SCO's IP Rights After Distributing UnitedLinux Under the GPL
Jan 04, 2010, 17:34 (0 Talkback[s])
(Other stories by Pamela Jones)
"Since Chapter 11 Trustee Edward Cahn's lawyer, Bonnie Fatell,
reportedly opined at the most recent bankruptcy hearing that SCO
would never have given away its Unix intellectual property rights
to UnitedLinux, I thought I would show you exactly what was in
UnitedLinux -- some, if not all, of the very code they now claim
IBM had no right to put into Linux and others can't use without
infringing SCO's rights. But they put it in their very own SCO
Linux Powered by UnitedLinux distribution themselves, and under the
GPL.
"There may be all kinds of arguments to be made about exceptions
and hold backs in the UnitedLinux contracts as to ownership. But
the knowing distribution under the GPL does affect SCO's rights,
and it's not in dispute that they did it. If Ms.
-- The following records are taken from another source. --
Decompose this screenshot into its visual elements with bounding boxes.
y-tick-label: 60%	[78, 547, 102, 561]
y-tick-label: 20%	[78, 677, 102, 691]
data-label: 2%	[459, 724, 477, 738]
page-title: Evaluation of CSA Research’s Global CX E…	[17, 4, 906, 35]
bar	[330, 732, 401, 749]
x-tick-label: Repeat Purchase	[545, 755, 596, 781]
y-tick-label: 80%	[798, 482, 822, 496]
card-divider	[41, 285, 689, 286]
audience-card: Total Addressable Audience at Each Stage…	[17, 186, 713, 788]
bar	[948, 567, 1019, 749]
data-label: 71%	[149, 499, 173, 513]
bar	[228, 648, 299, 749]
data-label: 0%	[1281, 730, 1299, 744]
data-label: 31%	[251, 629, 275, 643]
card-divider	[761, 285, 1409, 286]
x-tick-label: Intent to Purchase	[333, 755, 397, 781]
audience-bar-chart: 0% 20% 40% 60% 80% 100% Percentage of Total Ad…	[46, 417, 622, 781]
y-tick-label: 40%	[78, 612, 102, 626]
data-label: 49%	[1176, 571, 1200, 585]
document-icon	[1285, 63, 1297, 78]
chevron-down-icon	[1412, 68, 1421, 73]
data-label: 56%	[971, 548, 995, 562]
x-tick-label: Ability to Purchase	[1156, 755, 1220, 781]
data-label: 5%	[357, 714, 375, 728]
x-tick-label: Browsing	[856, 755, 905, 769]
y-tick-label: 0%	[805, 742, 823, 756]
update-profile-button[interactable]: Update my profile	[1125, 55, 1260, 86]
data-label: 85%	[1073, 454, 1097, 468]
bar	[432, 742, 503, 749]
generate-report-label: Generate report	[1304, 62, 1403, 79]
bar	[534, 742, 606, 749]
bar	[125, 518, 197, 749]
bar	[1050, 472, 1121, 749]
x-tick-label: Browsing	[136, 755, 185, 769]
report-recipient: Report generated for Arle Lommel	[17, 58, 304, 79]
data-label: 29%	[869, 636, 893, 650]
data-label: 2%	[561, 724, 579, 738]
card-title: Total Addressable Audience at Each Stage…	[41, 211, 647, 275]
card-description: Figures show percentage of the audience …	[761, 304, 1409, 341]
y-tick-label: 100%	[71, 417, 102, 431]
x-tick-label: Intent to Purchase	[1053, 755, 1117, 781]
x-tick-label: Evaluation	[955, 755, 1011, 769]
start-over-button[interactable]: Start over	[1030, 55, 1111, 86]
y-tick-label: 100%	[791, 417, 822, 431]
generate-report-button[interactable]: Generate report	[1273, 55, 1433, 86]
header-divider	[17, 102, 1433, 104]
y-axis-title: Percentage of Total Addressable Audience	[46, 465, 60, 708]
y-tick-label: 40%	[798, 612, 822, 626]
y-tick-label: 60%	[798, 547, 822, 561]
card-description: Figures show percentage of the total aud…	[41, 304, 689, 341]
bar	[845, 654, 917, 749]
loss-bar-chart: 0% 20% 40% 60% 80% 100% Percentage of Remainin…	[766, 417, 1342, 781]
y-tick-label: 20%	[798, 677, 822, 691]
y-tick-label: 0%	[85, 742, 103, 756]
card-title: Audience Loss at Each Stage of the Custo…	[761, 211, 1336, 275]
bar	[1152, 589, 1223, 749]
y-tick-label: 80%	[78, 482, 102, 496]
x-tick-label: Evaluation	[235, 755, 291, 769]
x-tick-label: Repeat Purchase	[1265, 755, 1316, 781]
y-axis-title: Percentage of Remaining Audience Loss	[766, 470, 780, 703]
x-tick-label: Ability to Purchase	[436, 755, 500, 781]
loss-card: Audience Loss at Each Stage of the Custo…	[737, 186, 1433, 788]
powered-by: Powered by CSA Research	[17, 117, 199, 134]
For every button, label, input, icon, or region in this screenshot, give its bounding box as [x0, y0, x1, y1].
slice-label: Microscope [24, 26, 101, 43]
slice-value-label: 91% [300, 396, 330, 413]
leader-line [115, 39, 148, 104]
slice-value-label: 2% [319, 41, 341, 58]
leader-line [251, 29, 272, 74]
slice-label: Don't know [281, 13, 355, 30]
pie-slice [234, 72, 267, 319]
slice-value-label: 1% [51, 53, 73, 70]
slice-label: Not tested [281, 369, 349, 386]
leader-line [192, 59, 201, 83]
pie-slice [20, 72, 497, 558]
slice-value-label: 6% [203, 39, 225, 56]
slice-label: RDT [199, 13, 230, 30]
Fatell had an IP
expert knowledgeable about the GPL to ask, here's what I believe he
or she would tell her: that it doesn't matter about ownership. In
fact, it's worse for SCO if it *does* prove someday that it owns
every bit it contributed to UnitedLinux, because then it would mean
that it knowingly and voluntarily donated it all under the GPL.
"And you know what that means? I believe it means that SCO can't
sue anybody for anything that is in SCO's very own UnitedLinux
distribution. Here's why: You can't distribute your code under a
license that allows recipients to copy, modify, and distribute and
then sue them for doing those things."